Given: A certain weak acid, HA, has a Ka value of 9.5E-7.

**Answer 1**

9.5 x 10^-7 =x^2/ 0.10-x

x = 0.00031

% = 0.00031 x 100/ 0.10=0.31

9.5 x 10^-7= x^2/0.01-x

x =0.000097

% = 0.000097 x 100/0.01=0.97

**Answer 2**

We see that the acid ionizes as follows: HA <==> H+ + A-. Then, we’ve that: ok(a) = [H+][A-]/[HA]. when you consider that H+ and A- are produced in equivalent quantities, we are able to enable: [H+] = [A-] = x.
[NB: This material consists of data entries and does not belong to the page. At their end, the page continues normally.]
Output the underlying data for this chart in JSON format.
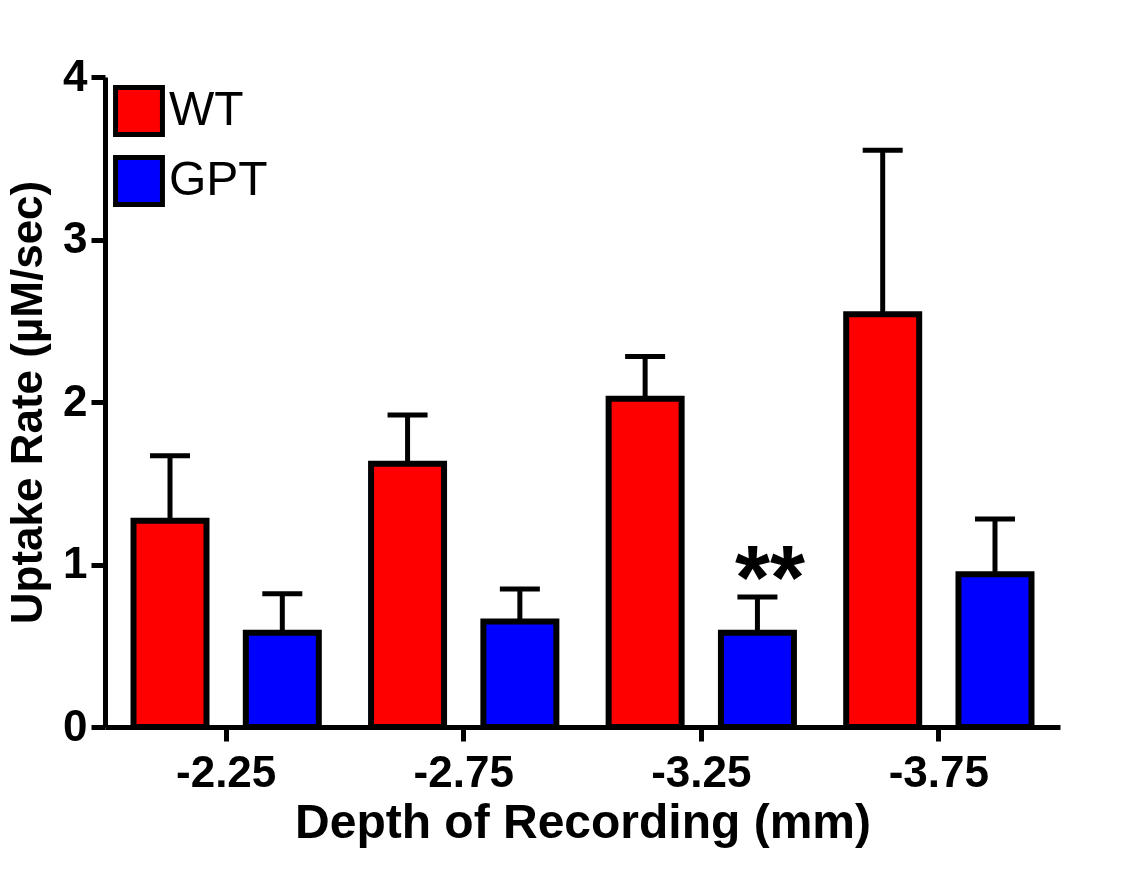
{
  "chart_data": {
    "type": "bar",
    "xlabel": "Depth of Recording (mm)",
    "ylabel": "Uptake Rate (µM/sec)",
    "categories": [
      "-2.25",
      "-2.75",
      "-3.25",
      "-3.75"
    ],
    "series": [
      {
        "name": "WT",
        "color": "#ff0000",
        "values": [
          1.27,
          1.62,
          2.02,
          2.54
        ],
        "errors": [
          [
            1.27,
            1.67
          ],
          [
            1.62,
            1.92
          ],
          [
            2.02,
            2.28
          ],
          [
            2.54,
            3.55
          ]
        ]
      },
      {
        "name": "GPT",
        "color": "#0000ff",
        "values": [
          0.58,
          0.65,
          0.58,
          0.94
        ],
        "errors": [
          [
            0.58,
            0.82
          ],
          [
            0.65,
            0.85
          ],
          [
            0.58,
            0.8
          ],
          [
            0.94,
            1.28
          ]
        ]
      }
    ],
    "ylim": [
      0,
      4
    ],
    "yticks": [
      0,
      1,
      2,
      3,
      4
    ],
    "grid": false,
    "legend": "top left",
    "annotations": [
      "**"
    ]
  }
}
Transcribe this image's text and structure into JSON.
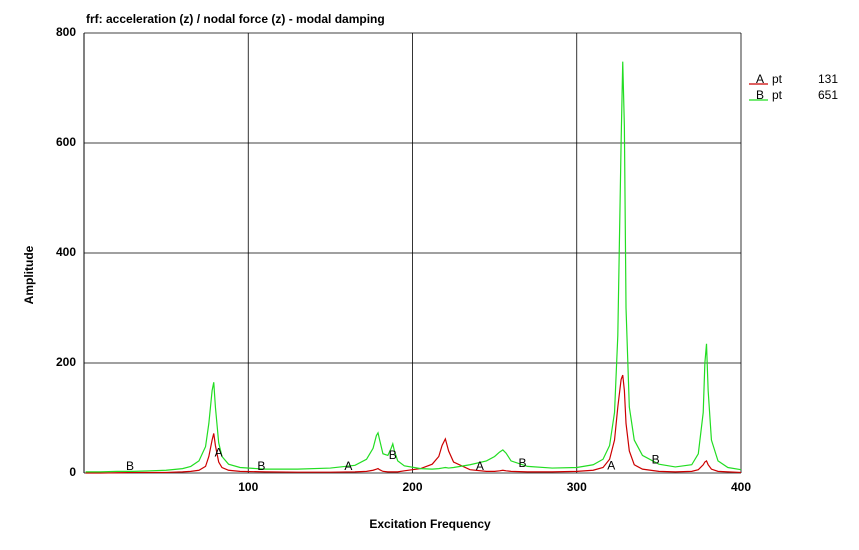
{
  "chart_data": {
    "type": "line",
    "title": "frf: acceleration (z) / nodal force (z) - modal damping",
    "x_label": "Excitation Frequency",
    "y_label": "Amplitude",
    "xlim": [
      0,
      400
    ],
    "ylim": [
      0,
      800
    ],
    "xticks": [
      100,
      200,
      300,
      400
    ],
    "yticks": [
      0,
      200,
      400,
      600,
      800
    ],
    "grid": true,
    "x": [
      1,
      10,
      20,
      30,
      40,
      50,
      60,
      65,
      70,
      74,
      76,
      78,
      79,
      80,
      82,
      84,
      88,
      95,
      110,
      130,
      150,
      165,
      172,
      176,
      178,
      179,
      180,
      182,
      185,
      187,
      188,
      189,
      191,
      195,
      205,
      212,
      216,
      218,
      220,
      222,
      225,
      235,
      245,
      250,
      253,
      255,
      257,
      260,
      270,
      285,
      300,
      310,
      316,
      320,
      323,
      325,
      327,
      328,
      329,
      330,
      332,
      335,
      340,
      350,
      360,
      370,
      374,
      377,
      378,
      379,
      380,
      382,
      386,
      392,
      400
    ],
    "series": [
      {
        "name": "A",
        "point_label": "pt",
        "point": 131,
        "color": "#cc0000",
        "values": [
          0,
          0,
          0.5,
          1,
          1,
          1,
          2,
          3,
          5,
          12,
          30,
          60,
          72,
          50,
          20,
          10,
          5,
          3,
          2,
          1.5,
          1.5,
          2,
          3,
          5,
          7,
          8,
          6,
          3,
          2,
          2,
          2,
          2,
          2,
          4,
          8,
          16,
          30,
          50,
          62,
          40,
          20,
          6,
          3,
          3,
          4,
          5,
          4,
          3,
          2,
          2,
          3,
          5,
          10,
          25,
          60,
          120,
          170,
          178,
          150,
          90,
          40,
          15,
          7,
          3,
          2,
          3,
          6,
          15,
          20,
          22,
          15,
          7,
          3,
          2,
          1
        ]
      },
      {
        "name": "B",
        "point_label": "pt",
        "point": 651,
        "color": "#22dd22",
        "values": [
          2,
          2,
          3,
          3,
          4,
          5,
          8,
          12,
          22,
          48,
          90,
          150,
          165,
          120,
          55,
          30,
          16,
          10,
          7,
          7,
          9,
          14,
          25,
          45,
          68,
          73,
          60,
          35,
          32,
          45,
          53,
          40,
          22,
          13,
          8,
          7,
          8,
          9,
          10,
          9,
          10,
          15,
          22,
          30,
          38,
          42,
          36,
          22,
          12,
          9,
          10,
          15,
          25,
          50,
          110,
          250,
          600,
          748,
          630,
          300,
          120,
          60,
          32,
          16,
          11,
          15,
          35,
          110,
          200,
          235,
          150,
          60,
          22,
          10,
          6
        ]
      }
    ],
    "curve_labels": [
      {
        "text": "B",
        "x": 28,
        "y": 11
      },
      {
        "text": "A",
        "x": 82,
        "y": 36
      },
      {
        "text": "B",
        "x": 108,
        "y": 11
      },
      {
        "text": "A",
        "x": 161,
        "y": 11
      },
      {
        "text": "B",
        "x": 188,
        "y": 31
      },
      {
        "text": "A",
        "x": 241,
        "y": 11
      },
      {
        "text": "B",
        "x": 267,
        "y": 17
      },
      {
        "text": "A",
        "x": 321,
        "y": 12
      },
      {
        "text": "B",
        "x": 348,
        "y": 23
      }
    ]
  }
}
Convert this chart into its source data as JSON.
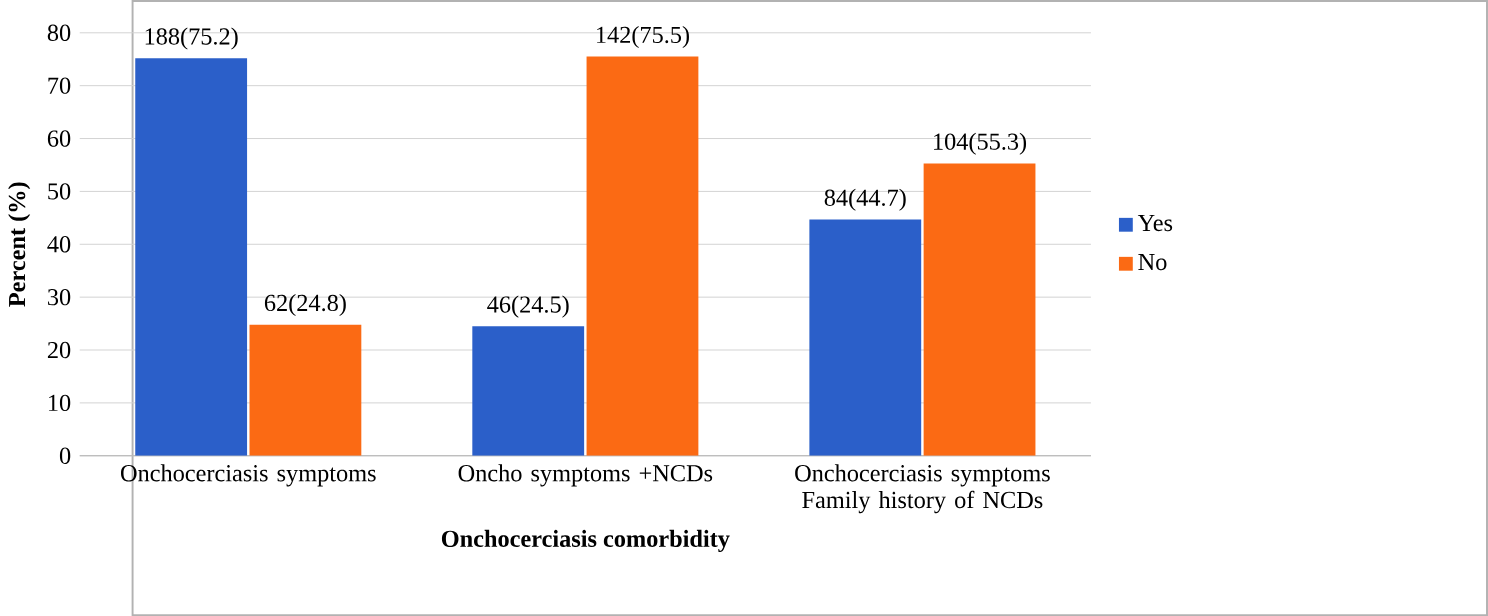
{
  "chart_data": {
    "type": "bar",
    "xlabel": "Onchocerciasis comorbidity",
    "ylabel": "Percent (%)",
    "categories": [
      "Onchocerciasis symptoms",
      "Oncho symptoms +NCDs",
      "Onchocerciasis symptoms Family history of NCDs"
    ],
    "series": [
      {
        "name": "Yes",
        "color": "#2b5fc9",
        "values": [
          75.2,
          24.5,
          44.7
        ],
        "value_labels": [
          "188(75.2)",
          "46(24.5)",
          "84(44.7)"
        ]
      },
      {
        "name": "No",
        "color": "#fb6a14",
        "values": [
          24.8,
          75.5,
          55.3
        ],
        "value_labels": [
          "62(24.8)",
          "142(75.5)",
          "104(55.3)"
        ]
      }
    ],
    "ylim": [
      0,
      80
    ],
    "yticks": [
      0,
      10,
      20,
      30,
      40,
      50,
      60,
      70,
      80
    ],
    "grid": "y",
    "legend": "right"
  }
}
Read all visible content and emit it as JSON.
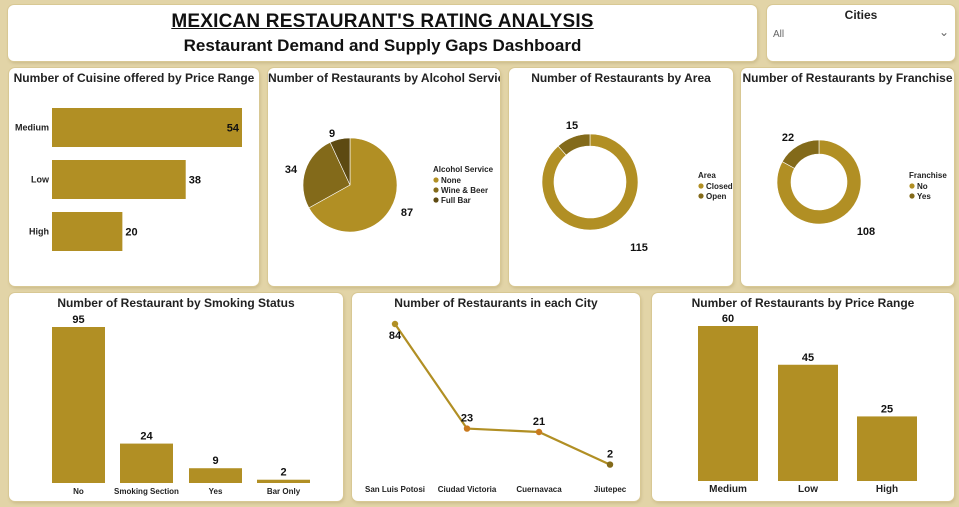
{
  "header": {
    "title": "MEXICAN RESTAURANT'S RATING ANALYSIS",
    "subtitle": "Restaurant Demand and Supply Gaps Dashboard"
  },
  "slicer": {
    "title": "Cities",
    "value": "All"
  },
  "colors": {
    "gold": "#b18f24",
    "dark": "#836a1a",
    "darkest": "#5d4a12",
    "orange": "#c97a1e"
  },
  "chart_data": [
    {
      "id": "cuisine",
      "type": "bar",
      "orientation": "horizontal",
      "title": "Number of Cuisine offered by Price Range",
      "categories": [
        "Medium",
        "Low",
        "High"
      ],
      "values": [
        54,
        38,
        20
      ],
      "xlim": [
        0,
        54
      ]
    },
    {
      "id": "alcohol",
      "type": "pie",
      "title": "Number of Restaurants by Alcohol Service",
      "legend_title": "Alcohol Service",
      "legend_position": "right",
      "categories": [
        "None",
        "Wine & Beer",
        "Full Bar"
      ],
      "values": [
        87,
        34,
        9
      ]
    },
    {
      "id": "area",
      "type": "pie",
      "donut": true,
      "title": "Number of Restaurants by Area",
      "legend_title": "Area",
      "legend_position": "right",
      "categories": [
        "Closed",
        "Open"
      ],
      "values": [
        115,
        15
      ]
    },
    {
      "id": "franchise",
      "type": "pie",
      "donut": true,
      "title": "Number of Restaurants by Franchise",
      "legend_title": "Franchise",
      "legend_position": "right",
      "categories": [
        "No",
        "Yes"
      ],
      "values": [
        108,
        22
      ]
    },
    {
      "id": "smoking",
      "type": "bar",
      "title": "Number of Restaurant by Smoking Status",
      "categories": [
        "No",
        "Smoking Section",
        "Yes",
        "Bar Only"
      ],
      "values": [
        95,
        24,
        9,
        2
      ],
      "ylim": [
        0,
        95
      ]
    },
    {
      "id": "city",
      "type": "line",
      "title": "Number of Restaurants in each City",
      "categories": [
        "San Luis Potosi",
        "Ciudad Victoria",
        "Cuernavaca",
        "Jiutepec"
      ],
      "values": [
        84,
        23,
        21,
        2
      ],
      "ylim": [
        0,
        84
      ]
    },
    {
      "id": "price",
      "type": "bar",
      "title": "Number of Restaurants by Price Range",
      "categories": [
        "Medium",
        "Low",
        "High"
      ],
      "values": [
        60,
        45,
        25
      ],
      "ylim": [
        0,
        60
      ]
    }
  ]
}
Then, because of the fact the preliminary concentration of HA is (9.40 two x 10^-2)/2.30 = 4.09 x 10^-2 M, we see that: [HA] = 4.09 x 10^-2 – x. this provides: ok(a) = x^2/(4.09 x 10^-2 – x) ==> 2.39 x 10^-6 = x^2/(4.09 x 10^-2 – x). fixing for x yields: x = 3.a million * 10^-4. to that end, [H+] = 3.a million x 10^-4 and (3.a million x 10^-4)/(4.09 x 10^-2) * one hundred = seventy six% of the H+ ions have ionized. i wish this helps!